Tingkat kesejahteraan wartawan inilah yang biasanya memicu adanya kelompok-kelompok “radikal” yang seperti dijelaskan diatas tadi, menggunakan “kartu pers” sebagai senjata dalam mencari nafkah. Mengancam sumber berita, apalagi untuk kasus-kasus “basah” yang notabene pelakunya adalah Pejabat, tokoh masyarakat, pimpinan perusahaan, elit politik, pimpinan eksekutif dan sebagainya.
Problem lainnya, tingkat persaingan antarmedia yang semakin tinggi, membuat independensi media juga mulai “goyah”. Media mencari pegangan agar tidak hanyut terbawa arus perubahan. Jalan pintasnya, adalah dengan berselingkuh dengan kekuasaan. Demi kontrak dengan Pemerintah Daerah, misalnya, maka isi pemberitaan cenderung “cari aman” dan bertabur berita ‘plat merah’.
Income perusahaan media, yang hanya mengandalkan cuan dari pemerintah dan elit politik, akhirnya akan mewarnai kebijakan media itu sendiri. Dan pada ujungnya, sistem oligarki yang berputar dan membuat mata rantai tersendiri, mau tidak mau – suka atau tidak suka – menjadikan pers ikut tercebur pada permainan besar elit global, kepentingan golongan akan terus tetap berada diatas, dibanding dengan kepentingan publik, yang harusnya menjadi roh dari pers itu sendiri.
Terakhir, ijinkan di Hari Pers Nasional ini, untuk kita sama-sama merenung, bahwa sistem yang salah ini, yang lebih mengutamakan kepentingan “pengorder” atau pemesan iklan, apapun wujudnya, harus kita singkirkan dari mindset dan perspektif pers itu sendiri.
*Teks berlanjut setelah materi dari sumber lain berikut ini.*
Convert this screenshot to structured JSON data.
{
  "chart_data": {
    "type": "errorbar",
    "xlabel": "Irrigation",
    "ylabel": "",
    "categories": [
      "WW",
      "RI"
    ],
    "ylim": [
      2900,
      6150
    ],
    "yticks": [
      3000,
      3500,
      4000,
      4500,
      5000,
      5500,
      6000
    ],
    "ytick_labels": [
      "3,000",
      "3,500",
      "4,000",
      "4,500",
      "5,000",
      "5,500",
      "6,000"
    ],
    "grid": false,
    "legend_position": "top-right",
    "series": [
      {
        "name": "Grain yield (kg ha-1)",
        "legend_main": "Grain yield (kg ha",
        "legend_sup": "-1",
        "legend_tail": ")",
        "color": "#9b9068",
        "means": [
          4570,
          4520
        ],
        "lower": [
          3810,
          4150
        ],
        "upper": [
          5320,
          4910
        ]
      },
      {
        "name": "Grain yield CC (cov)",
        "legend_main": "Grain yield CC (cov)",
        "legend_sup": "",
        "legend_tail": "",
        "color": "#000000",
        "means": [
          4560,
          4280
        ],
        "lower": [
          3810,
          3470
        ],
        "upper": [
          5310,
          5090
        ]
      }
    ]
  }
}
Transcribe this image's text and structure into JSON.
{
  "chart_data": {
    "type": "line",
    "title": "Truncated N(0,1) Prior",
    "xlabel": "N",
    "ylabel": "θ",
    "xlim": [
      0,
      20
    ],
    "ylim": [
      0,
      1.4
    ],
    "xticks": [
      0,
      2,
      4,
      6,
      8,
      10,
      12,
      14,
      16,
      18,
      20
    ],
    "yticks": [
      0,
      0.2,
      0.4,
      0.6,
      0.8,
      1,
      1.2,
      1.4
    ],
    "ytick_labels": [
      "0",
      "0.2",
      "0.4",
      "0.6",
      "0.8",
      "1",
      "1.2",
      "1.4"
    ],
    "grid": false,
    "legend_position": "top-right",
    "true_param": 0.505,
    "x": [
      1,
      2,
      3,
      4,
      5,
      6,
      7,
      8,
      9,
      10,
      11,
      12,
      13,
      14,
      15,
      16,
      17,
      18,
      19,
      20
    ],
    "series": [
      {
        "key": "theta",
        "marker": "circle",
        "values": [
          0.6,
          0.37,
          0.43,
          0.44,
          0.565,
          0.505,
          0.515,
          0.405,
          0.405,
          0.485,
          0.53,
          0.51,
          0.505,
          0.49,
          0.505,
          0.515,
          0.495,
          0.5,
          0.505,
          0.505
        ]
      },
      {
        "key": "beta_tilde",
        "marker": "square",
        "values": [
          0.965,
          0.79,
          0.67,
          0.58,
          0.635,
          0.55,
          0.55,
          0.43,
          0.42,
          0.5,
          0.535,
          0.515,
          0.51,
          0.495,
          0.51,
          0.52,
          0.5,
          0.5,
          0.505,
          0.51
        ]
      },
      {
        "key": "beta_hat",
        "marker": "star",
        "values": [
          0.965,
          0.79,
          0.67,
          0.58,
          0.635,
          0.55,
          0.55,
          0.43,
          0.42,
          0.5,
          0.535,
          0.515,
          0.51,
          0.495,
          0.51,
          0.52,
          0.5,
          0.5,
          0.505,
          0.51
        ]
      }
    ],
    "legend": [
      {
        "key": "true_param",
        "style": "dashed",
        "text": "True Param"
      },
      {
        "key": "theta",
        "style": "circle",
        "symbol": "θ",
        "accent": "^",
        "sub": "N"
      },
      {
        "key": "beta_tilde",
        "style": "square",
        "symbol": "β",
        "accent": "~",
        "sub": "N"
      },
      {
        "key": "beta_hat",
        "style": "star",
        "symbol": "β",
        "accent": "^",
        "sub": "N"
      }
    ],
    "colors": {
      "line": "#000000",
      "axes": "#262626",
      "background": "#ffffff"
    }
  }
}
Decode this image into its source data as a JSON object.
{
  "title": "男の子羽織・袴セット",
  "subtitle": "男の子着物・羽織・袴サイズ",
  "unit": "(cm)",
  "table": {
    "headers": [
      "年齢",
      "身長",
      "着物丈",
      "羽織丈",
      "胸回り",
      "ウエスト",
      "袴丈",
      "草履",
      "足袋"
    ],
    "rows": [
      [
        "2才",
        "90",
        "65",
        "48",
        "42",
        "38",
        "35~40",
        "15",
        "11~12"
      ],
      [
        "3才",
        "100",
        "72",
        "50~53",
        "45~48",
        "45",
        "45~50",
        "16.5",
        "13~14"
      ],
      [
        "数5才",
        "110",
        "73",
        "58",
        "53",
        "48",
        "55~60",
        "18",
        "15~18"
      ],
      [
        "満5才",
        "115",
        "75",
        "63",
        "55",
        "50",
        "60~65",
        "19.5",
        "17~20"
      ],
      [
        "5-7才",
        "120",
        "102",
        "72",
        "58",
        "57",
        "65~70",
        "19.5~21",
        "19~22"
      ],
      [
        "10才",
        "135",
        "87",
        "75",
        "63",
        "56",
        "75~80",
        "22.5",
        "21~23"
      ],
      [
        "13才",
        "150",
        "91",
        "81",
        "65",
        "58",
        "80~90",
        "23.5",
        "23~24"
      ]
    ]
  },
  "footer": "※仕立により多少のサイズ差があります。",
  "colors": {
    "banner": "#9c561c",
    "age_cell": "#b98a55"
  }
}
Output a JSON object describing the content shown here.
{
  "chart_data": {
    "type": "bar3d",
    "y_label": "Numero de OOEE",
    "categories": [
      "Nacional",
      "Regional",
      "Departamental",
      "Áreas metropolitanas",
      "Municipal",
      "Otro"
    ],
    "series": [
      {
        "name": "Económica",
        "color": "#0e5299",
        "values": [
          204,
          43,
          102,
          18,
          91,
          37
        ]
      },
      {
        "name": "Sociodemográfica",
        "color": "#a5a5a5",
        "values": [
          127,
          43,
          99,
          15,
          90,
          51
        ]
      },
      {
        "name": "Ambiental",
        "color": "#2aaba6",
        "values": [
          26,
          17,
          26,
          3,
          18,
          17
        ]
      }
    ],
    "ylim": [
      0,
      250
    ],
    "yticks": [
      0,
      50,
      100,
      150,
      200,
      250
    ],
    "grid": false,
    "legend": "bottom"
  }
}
Pers menghadapi cobaan dan tantangan yang sangat berat. Berat karena harus melawan dirinya sendiri, yang lemah secara finansial meski kuat secara integritas dan moral.
Sudah waktunya bagi insan pers untuk merapatkan barisan dan membuat kolaborasi yang hebat, yakni menghimpun sumber-sumber pendapatan yang sah dan halal bagi perusahaan media, entah dengan cara membuat usaha penopang, usaha mandiri yang tidak lagi mengandalkan kemampuan lobi individu, yang bergerak tidak saja demi kepentingan bisnis media tetapi juga demi kepentingan sosial, kepentingan umat, kepentingan rakyat pada akhirnya.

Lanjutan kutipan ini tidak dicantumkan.